Now the nozzle and syringe were attached

I the rotated the wheel and left it for five minutes for the oil to settle downwards

Then it was time to start the long procedure of sucking out the old oil with the syringe. You really have to do this for a minute, then leave it for five, then do it for another minute, leave it for another five etc etc to give the oil time to ooze down to the hole. So, I started extracting the oil and stopped when I was getting more air bubbles than oil, giving it a rest for a few minutes and then continuing.

This is a bit of a drawn-out procedure so time for a cup of tea and piece of cake (I washed my hands first, of course).

I realised it would be easier on my knees/back if the trike rear wheel were raised up so I found one of our many orange buckets (used by James sometimes in cycle training) to hold up the rear wheel.

I only got about 15ml of oil out (and a lot of air!) but spent about half an hour (on and off) doing this and decided to leave it there. Of course I would be flushing oil through as part of the procedure so hopefully if there was any bunged up somewhere it would come out.

Then I rotated the wheel so the syringe/nozzle were at the top (this is so much easier to do without the side rack extensions!) and then took off the syringe and emptied it into my jar of muck.

I then opened the new GREEN oil (remember, it’s Green and not Pink!):

I discovered that the neck of the oil bottle is narrower than the syringe so you can’t just dip the syringe in there to suck up the oil. This was a bit annoying as I had to undo the nozzle from the hub, attach that to the syringe and then suck up 25ml of green oil.

Here it is – definitely green!

The nozzle was dripping green oil when I lifted it out, of course, which then dripped onto the hub.

Anyway, I was able to screw the nozzle back in OK and this time included the O-ring to prevent any more drips. The oil pushed in very smoothly, much better than last time, and the syringe was empty in a minute or so.

I forgot to pull the syringe back slightly before undoing it and had a small amount of oil bubble out but that was no problem.

I then put the bolt in and, as the instructions say, pedalled for a minute whilst changing up and down the gears to give the oil time to spread around inside the hub and flush any grotty bits out (hopefully).

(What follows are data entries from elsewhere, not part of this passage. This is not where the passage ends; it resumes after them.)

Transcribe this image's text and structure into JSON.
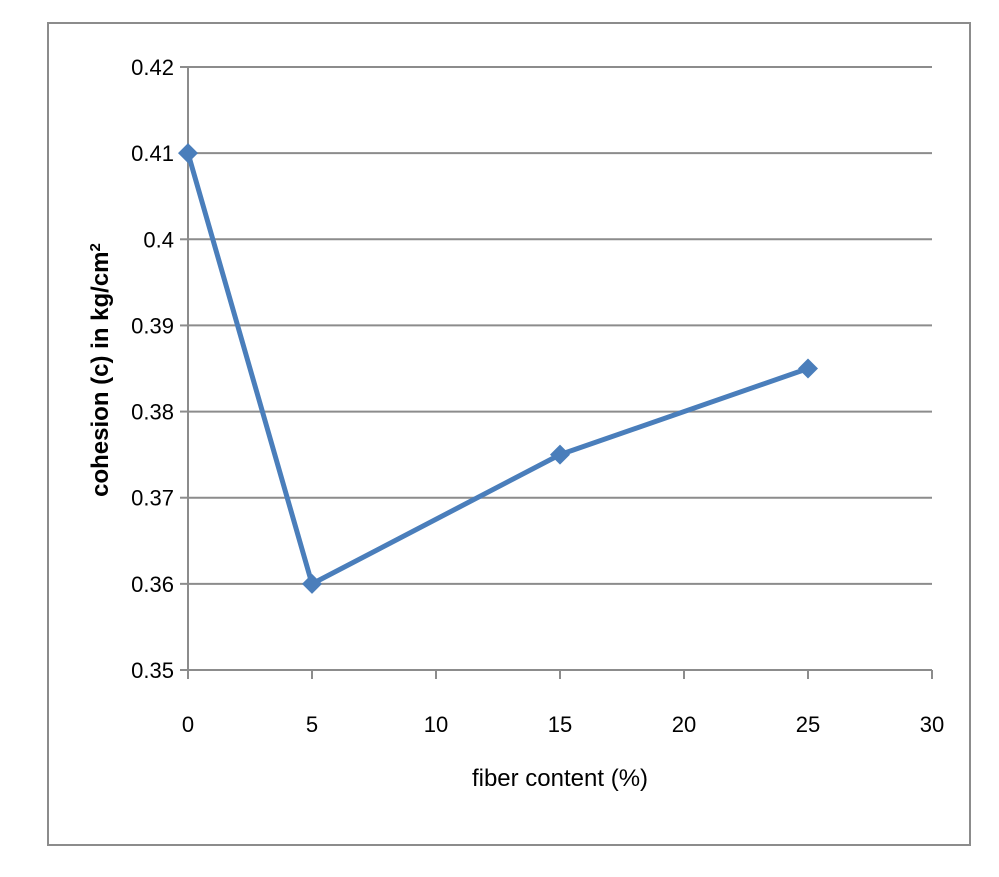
{
  "chart_data": {
    "type": "line",
    "title": "",
    "xlabel": "fiber content (%)",
    "ylabel": {
      "main": "cohesion (c) in kg/cm",
      "superscript": "2"
    },
    "xlim": [
      0,
      30
    ],
    "ylim": [
      0.35,
      0.42
    ],
    "x_ticks": [
      "0",
      "5",
      "10",
      "15",
      "20",
      "25",
      "30"
    ],
    "y_ticks": [
      "0.35",
      "0.36",
      "0.37",
      "0.38",
      "0.39",
      "0.4",
      "0.41",
      "0.42"
    ],
    "grid": true,
    "legend": "none",
    "series": [
      {
        "color": "#4a7ebb",
        "marker": "diamond",
        "x": [
          0,
          5,
          15,
          25
        ],
        "y": [
          0.41,
          0.36,
          0.375,
          0.385
        ]
      }
    ]
  }
}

So then it’s a repeat of the previous procedure – fitting the nozzle, turning the wheel so the hole is pointing downward, leaving it for five minutes to settle, then using the syringe to extract the flushing oil.

As you can see, when the first few mls came out there was a faint greenish tinge to the black…

But by the time more had come out, it was all decidedly yucky black again. This is from two minutes inside my hub! Scary!

And now back to the start of the procedure again, this time putting in the green oil which will be the lubricant for the hub for the next 5,000km.

I actually seemed to get almost 30mls of oil from the remainder in the pot, not the 25 they say, but I thought I’d see if it’d all go in – and it did.

Then I replaced the cap on the hub and gave the top a wipe (had various drips of green oil on it) and all was completed!

I then re-attached the side plate to the rack and went out for a ride. The hub shifts even more smoothly than before, it’s great!

The whole procedure probably took an hour but my actual time that I was doing something was probably only 20 minutes (5 minutes of that was removing and replacing the rack side). It takes longer than you might think because of the waiting around for the oil to ooze down so that it can be removed with the syringe.

Anyway, this second attempt appears to (so far!) have been a success. In a couple of days’ time I will change the chain and give the whole chain tensioner/front derailleur a good clean as (as is evident on many of these photos), it is all appallingly mucky now after winter!

And a reminder of what my hub looks like inside:

7 comments

  1. Excellent article and I liked the previous version too. I kept a 3-speed (Sturmey Archer AW) running for 44 years, just by cleaning it and putting in new oil, running about 3,000 to 8,000 km per year. Changed to a Nexus 7 (new bike) because the frame on the old bike cracked. Both hubs were still good.